Se hoje as legislações em vigor impedem a divulgação de publicidades estimulando o consumo de cigarros, o mesmo não ocorre com os agrotóxicos. De modo sutil, os meios de comunicação de massa recebem pagamentos polpudos de companhias multinacionais que comercializam sementes e insumos para o agronegócio brasileiro. Durante a onda do cigarro, décadas passadas, as publicidades tinham por estratégia provocar o desejo em crianças e jovens ao consumo de cigarros, argüindo que fumar era uma questão de “classe” e “sucesso”, porém, omitindo riscos eminentes de ficarem viciados, doentes e virem a falecer.

Atualmente as estratégias das corporações que controlam o comércio de venenos e das sementes modificadas, seguem princípios muito parecidos, porém, mais agressivos até que durante a onda do tabaco. Quem cultiva milho, soja, sorgo, algodão, entre outras variedades de cultivares é estimulado a comprar sementes geneticamente melhoradas, por produzirem mais, com menos trabalho e menor custo de produção. A empresa força o produtor a adquirir um combo, ou seja, sementes e insumos, onde tudo tem de ser consumido naquela safra. Na safra seguinte, o ciclo se repete, e assim sucessivamente por tempo ininterrupto.

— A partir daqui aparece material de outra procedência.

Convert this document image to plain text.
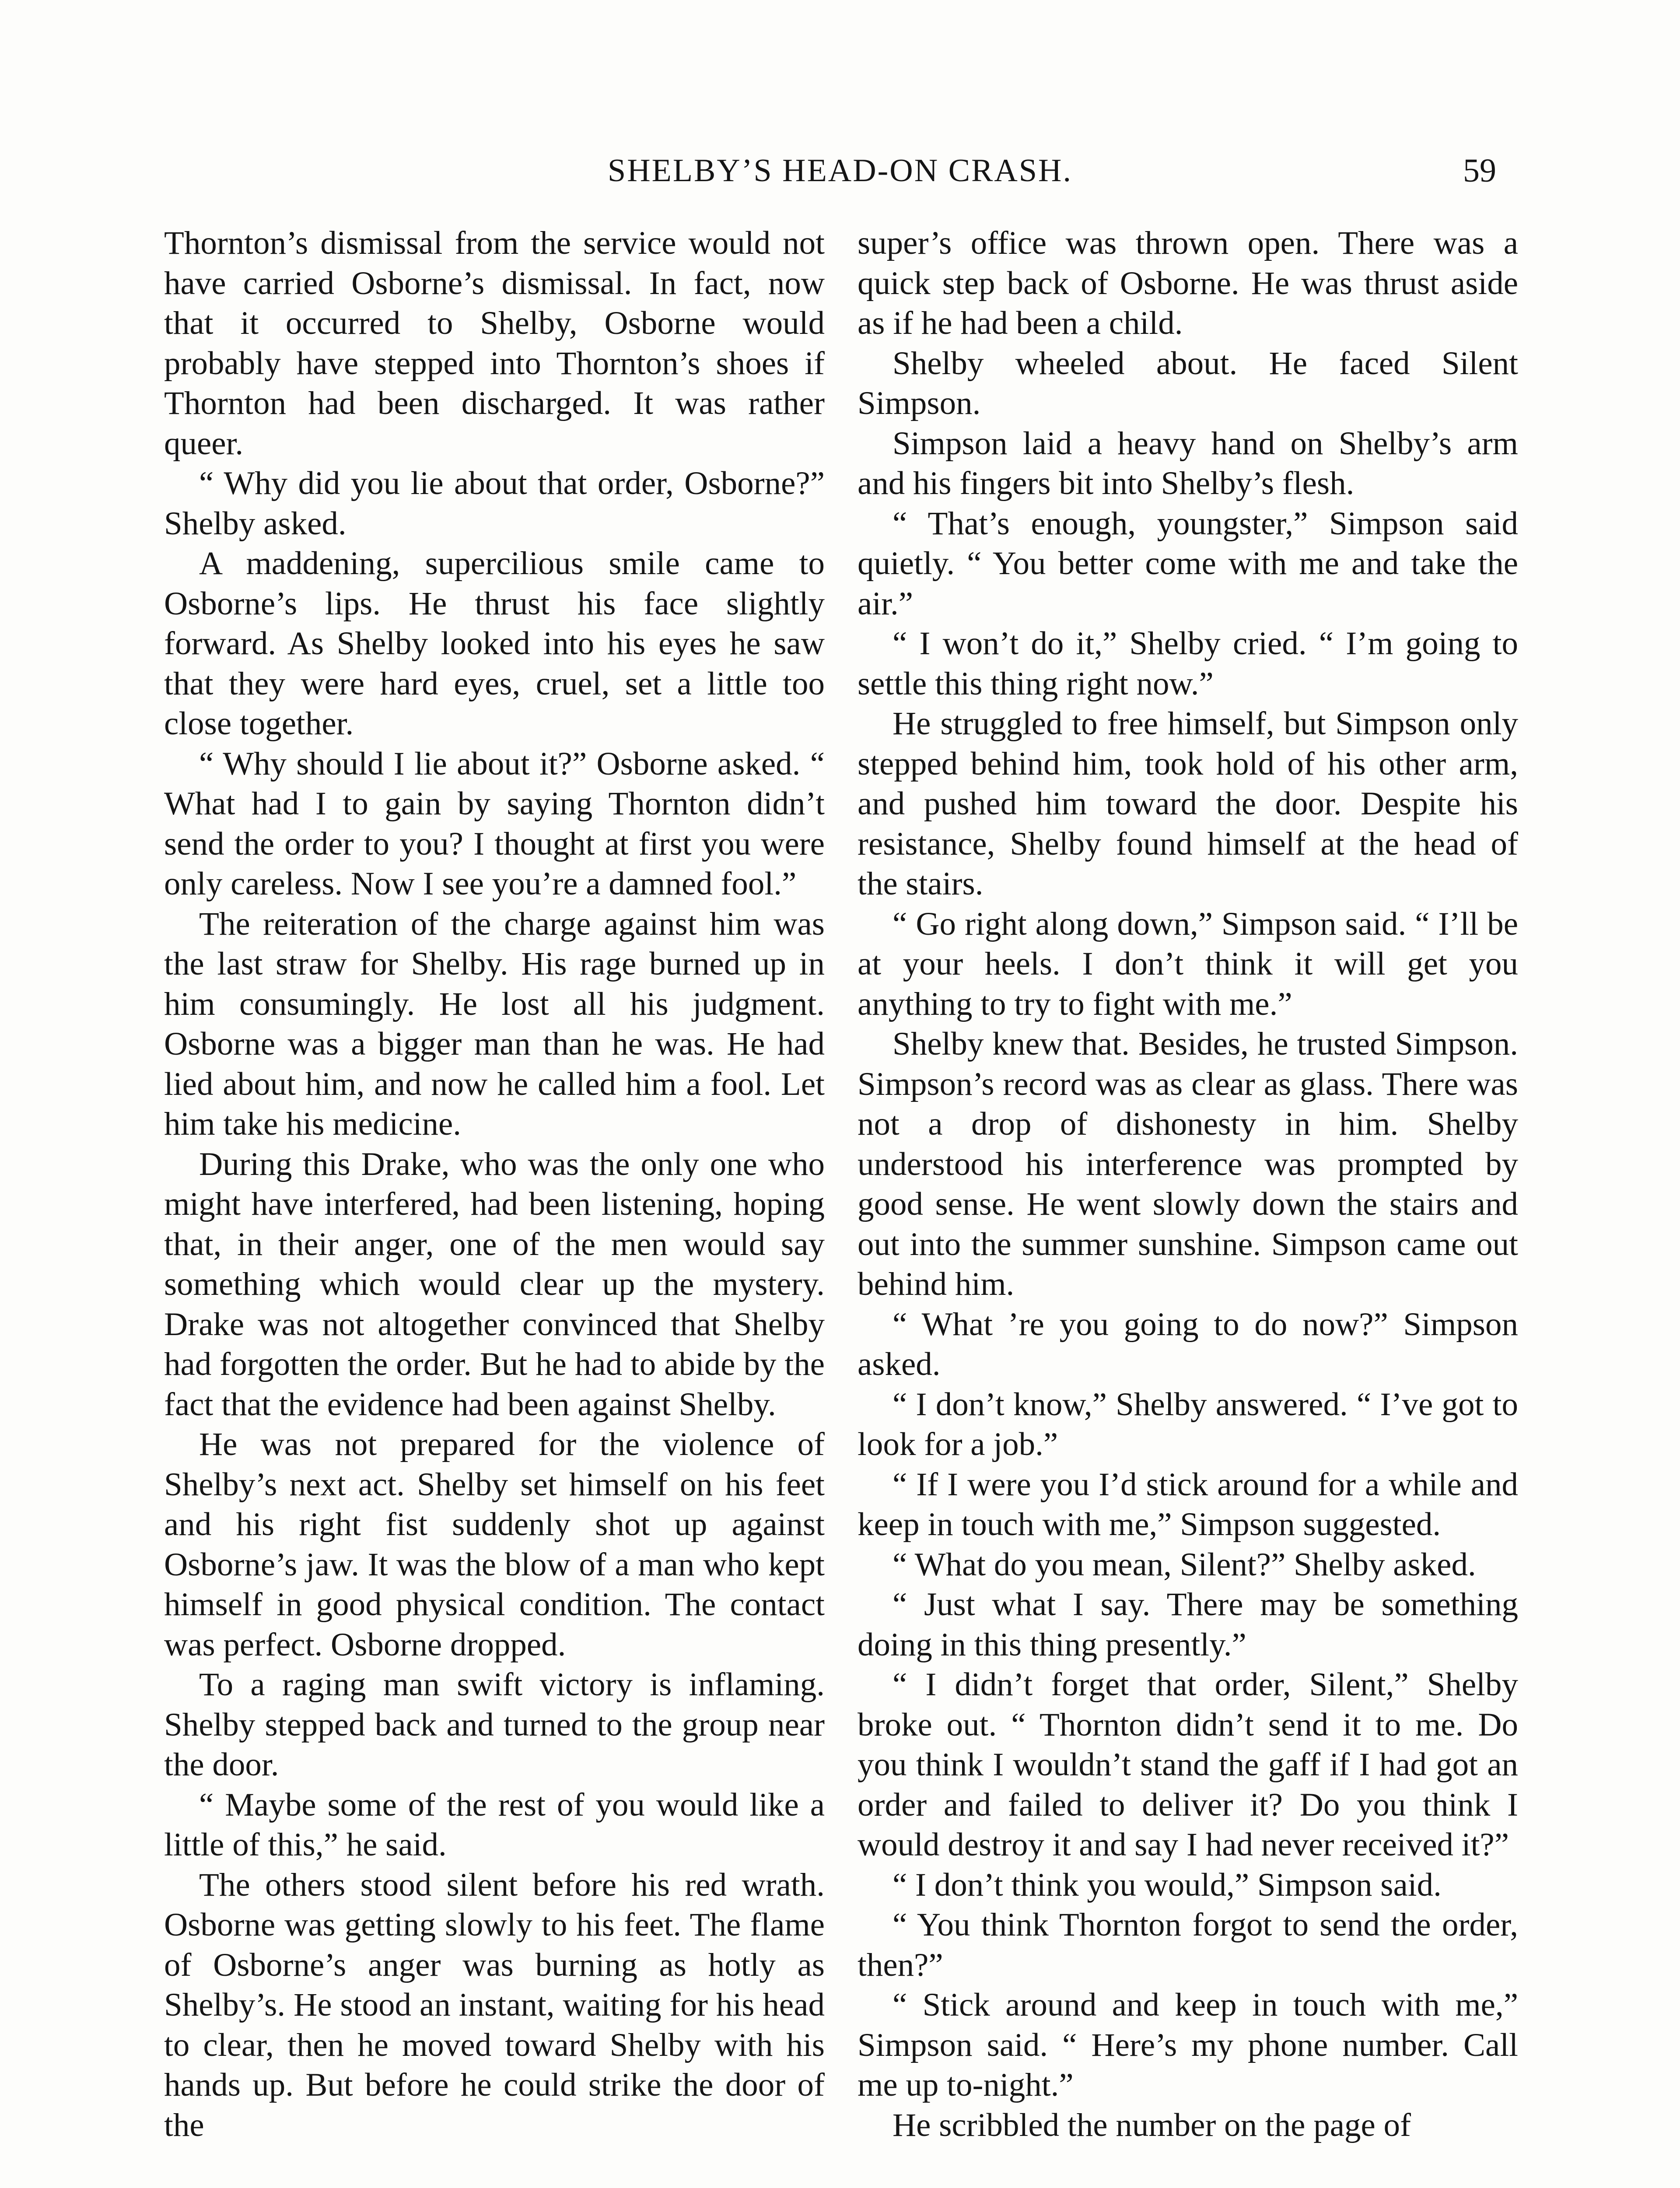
SHELBY’S HEAD-ON CRASH.	59

Thornton’s dismissal from the service would not have carried Osborne’s dismissal. In fact, now that it occurred to Shelby, Osborne would probably have stepped into Thornton’s shoes if Thornton had been discharged. It was rather queer.

“ Why did you lie about that order, Osborne?” Shelby asked.

A maddening, supercilious smile came to Osborne’s lips. He thrust his face slightly forward. As Shelby looked into his eyes he saw that they were hard eyes, cruel, set a little too close together.

“ Why should I lie about it?” Osborne asked. “ What had I to gain by saying Thornton didn’t send the order to you? I thought at first you were only careless. Now I see you’re a damned fool.”

The reiteration of the charge against him was the last straw for Shelby. His rage burned up in him consumingly. He lost all his judgment. Osborne was a bigger man than he was. He had lied about him, and now he called him a fool. Let him take his medicine.

During this Drake, who was the only one who might have interfered, had been listening, hoping that, in their anger, one of the men would say something which would clear up the mystery. Drake was not altogether convinced that Shelby had forgotten the order. But he had to abide by the fact that the evidence had been against Shelby.

He was not prepared for the violence of Shelby’s next act. Shelby set himself on his feet and his right fist suddenly shot up against Osborne’s jaw. It was the blow of a man who kept himself in good physical condition. The contact was perfect. Osborne dropped.

To a raging man swift victory is inflaming. Shelby stepped back and turned to the group near the door.

“ Maybe some of the rest of you would like a little of this,” he said.

The others stood silent before his red wrath. Osborne was getting slowly to his feet. The flame of Osborne’s anger was burning as hotly as Shelby’s. He stood an instant, waiting for his head to clear, then he moved toward Shelby with his hands up. But before he could strike the door of the

super’s office was thrown open. There was a quick step back of Osborne. He was thrust aside as if he had been a child.

Shelby wheeled about. He faced Silent Simpson.

Simpson laid a heavy hand on Shelby’s arm and his fingers bit into Shelby’s flesh.

“ That’s enough, youngster,” Simpson said quietly. “ You better come with me and take the air.”

“ I won’t do it,” Shelby cried. “ I’m going to settle this thing right now.”

He struggled to free himself, but Simpson only stepped behind him, took hold of his other arm, and pushed him toward the door. Despite his resistance, Shelby found himself at the head of the stairs.

“ Go right along down,” Simpson said. “ I’ll be at your heels. I don’t think it will get you anything to try to fight with me.”

Shelby knew that. Besides, he trusted Simpson. Simpson’s record was as clear as glass. There was not a drop of dishonesty in him. Shelby understood his interference was prompted by good sense. He went slowly down the stairs and out into the summer sunshine. Simpson came out behind him.

“ What ’re you going to do now?” Simpson asked.

“ I don’t know,” Shelby answered. “ I’ve got to look for a job.”

“ If I were you I’d stick around for a while and keep in touch with me,” Simpson suggested.

“ What do you mean, Silent?” Shelby asked.

“ Just what I say. There may be something doing in this thing presently.”

“ I didn’t forget that order, Silent,” Shelby broke out. “ Thornton didn’t send it to me. Do you think I wouldn’t stand the gaff if I had got an order and failed to deliver it? Do you think I would destroy it and say I had never received it?”

“ I don’t think you would,” Simpson said.

“ You think Thornton forgot to send the order, then?”

“ Stick around and keep in touch with me,” Simpson said. “ Here’s my phone number. Call me up to-night.”

He scribbled the number on the page of
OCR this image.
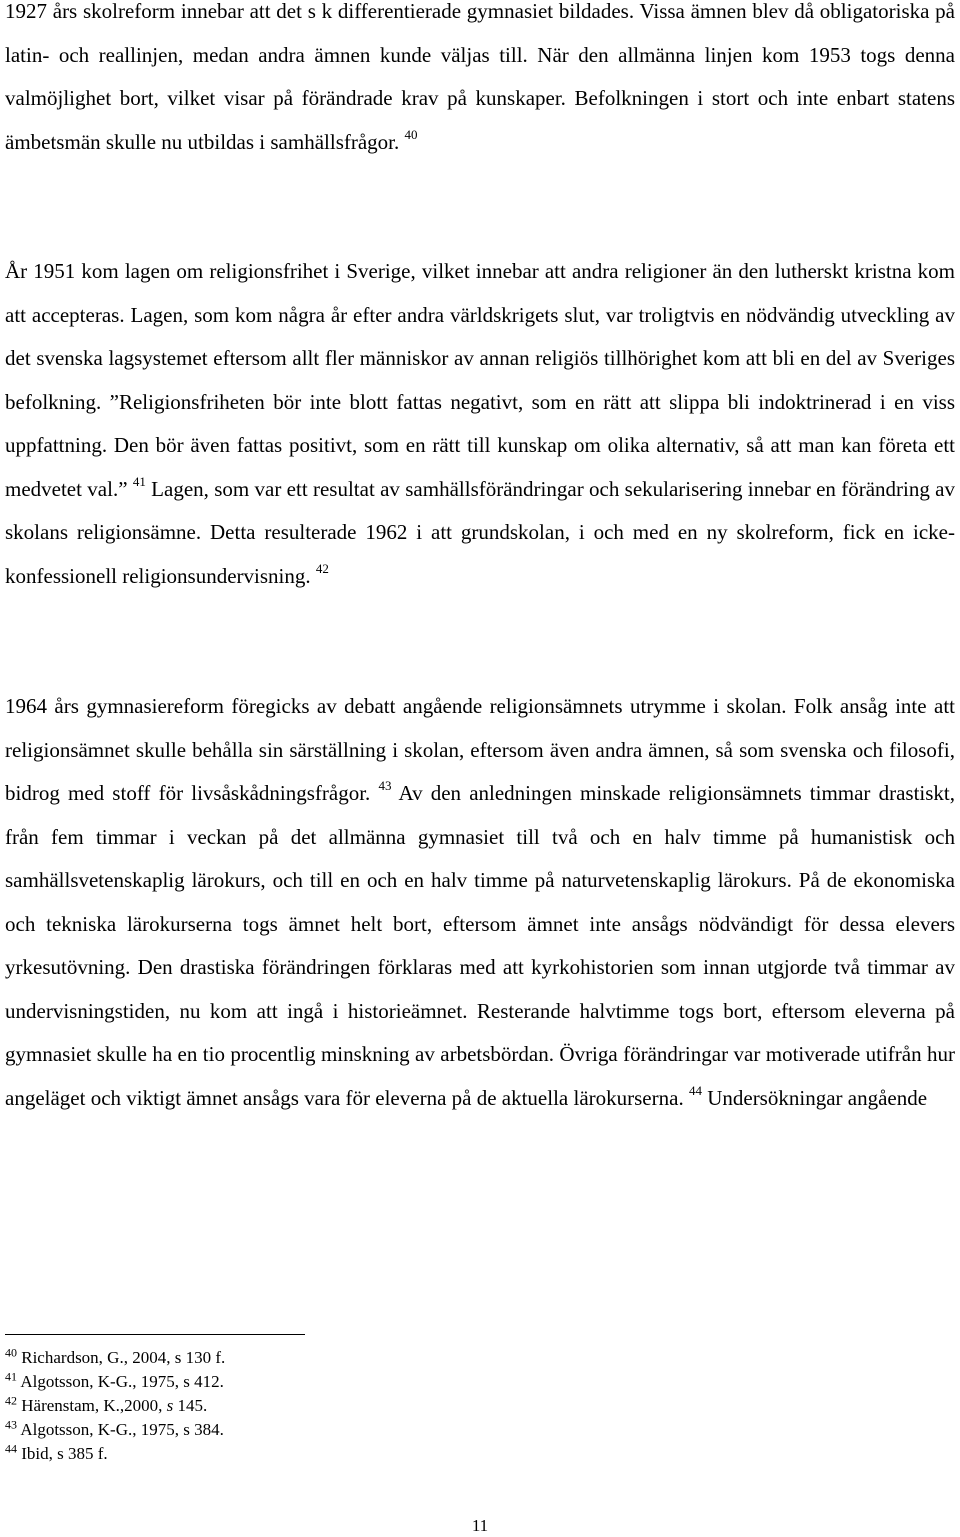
1927 års skolreform innebar att det s k differentierade gymnasiet bildades. Vissa ämnen blev då obligatoriska på latin- och reallinjen, medan andra ämnen kunde väljas till. När den allmänna linjen kom 1953 togs denna valmöjlighet bort, vilket visar på förändrade krav på kunskaper. Befolkningen i stort och inte enbart statens ämbetsmän skulle nu utbildas i samhällsfrågor. $^{40}$

År 1951 kom lagen om religionsfrihet i Sverige, vilket innebar att andra religioner än den lutherskt kristna kom att accepteras. Lagen, som kom några år efter andra världskrigets slut, var troligtvis en nödvändig utveckling av det svenska lagsystemet eftersom allt fler människor av annan religiös tillhörighet kom att bli en del av Sveriges befolkning. ”Religionsfriheten bör inte blott fattas negativt, som en rätt att slippa bli indoktrinerad i en viss uppfattning. Den bör även fattas positivt, som en rätt till kunskap om olika alternativ, så att man kan företa ett medvetet val.” $^{41}$ Lagen, som var ett resultat av samhällsförändringar och sekularisering innebar en förändring av skolans religionsämne. Detta resulterade 1962 i att grundskolan, i och med en ny skolreform, fick en icke- konfessionell religionsundervisning. $^{42}$

1964 års gymnasiereform föregicks av debatt angående religionsämnets utrymme i skolan. Folk ansåg inte att religionsämnet skulle behålla sin särställning i skolan, eftersom även andra ämnen, så som svenska och filosofi, bidrog med stoff för livsåskådningsfrågor. $^{43}$ Av den anledningen minskade religionsämnets timmar drastiskt, från fem timmar i veckan på det allmänna gymnasiet till två och en halv timme på humanistisk och samhällsvetenskaplig lärokurs, och till en och en halv timme på naturvetenskaplig lärokurs. På de ekonomiska och tekniska lärokurserna togs ämnet helt bort, eftersom ämnet inte ansågs nödvändigt för dessa elevers yrkesutövning. Den drastiska förändringen förklaras med att kyrkohistorien som innan utgjorde två timmar av undervisningstiden, nu kom att ingå i historieämnet. Resterande halvtimme togs bort, eftersom eleverna på gymnasiet skulle ha en tio procentlig minskning av arbetsbördan. Övriga förändringar var motiverade utifrån hur angeläget och viktigt ämnet ansågs vara för eleverna på de aktuella lärokurserna. $^{44}$ Undersökningar angående

$^{40}$ Richardson, G., 2004, s 130 f.
$^{41}$ Algotsson, K-G., 1975, s 412.
$^{42}$ Härenstam, K.,2000, s 145.
$^{43}$ Algotsson, K-G., 1975, s 384.
$^{44}$ Ibid, s 385 f.
11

Se o cigarro escravizava as mentes dos jovens, porém com chances de se libertarem depois de um longo tratamento, as grandes corporações e o agronegócio adotam hoje mecanismos de escravização tão ou mais perversos que das pretéritas companhias de cigarros. No instante que o agricultor opta pelo modelo agrícola convencional ele está assinando de modo não oficial um termo para se tornar cativo dessas estruturas de poder. Um exemplo é com o milho geneticamente modificado, cujas sementes colhidas não poderão ser cultivadas no ano seguinte pelo fato da fraca germinação. Outro agravante, a cada safra o agricultor tenderá a elevar as doses de agrotóxicos nos cultivos devido a incidência de “novas pragas”, mais e mais resistentes aos venenos.

O agravante disso é o fato de segmentos políticos, membros do congresso nacional e até mesmo governos ditos progressistas estarem compactuando com essa ciranda destrutiva dos biomas e da vida humana. Nos últimos anos houve crescimento assustador de fórmulas de agrotóxicos liberadas para o uso agrícola. Como havia descrito no inicio desse texto, muitos dos princípios ativos autorizados à agricultura já foram banidos na União Europeia e outras regiões do planeta. Até meados de julho de 2023, o presidente Lula já havia liberado o registro de 231 agrotóxicos. O ritmo se equipara a do primeiro mandato do governo Bolsonaro, e superando a soma anual de qualquer mandato petista.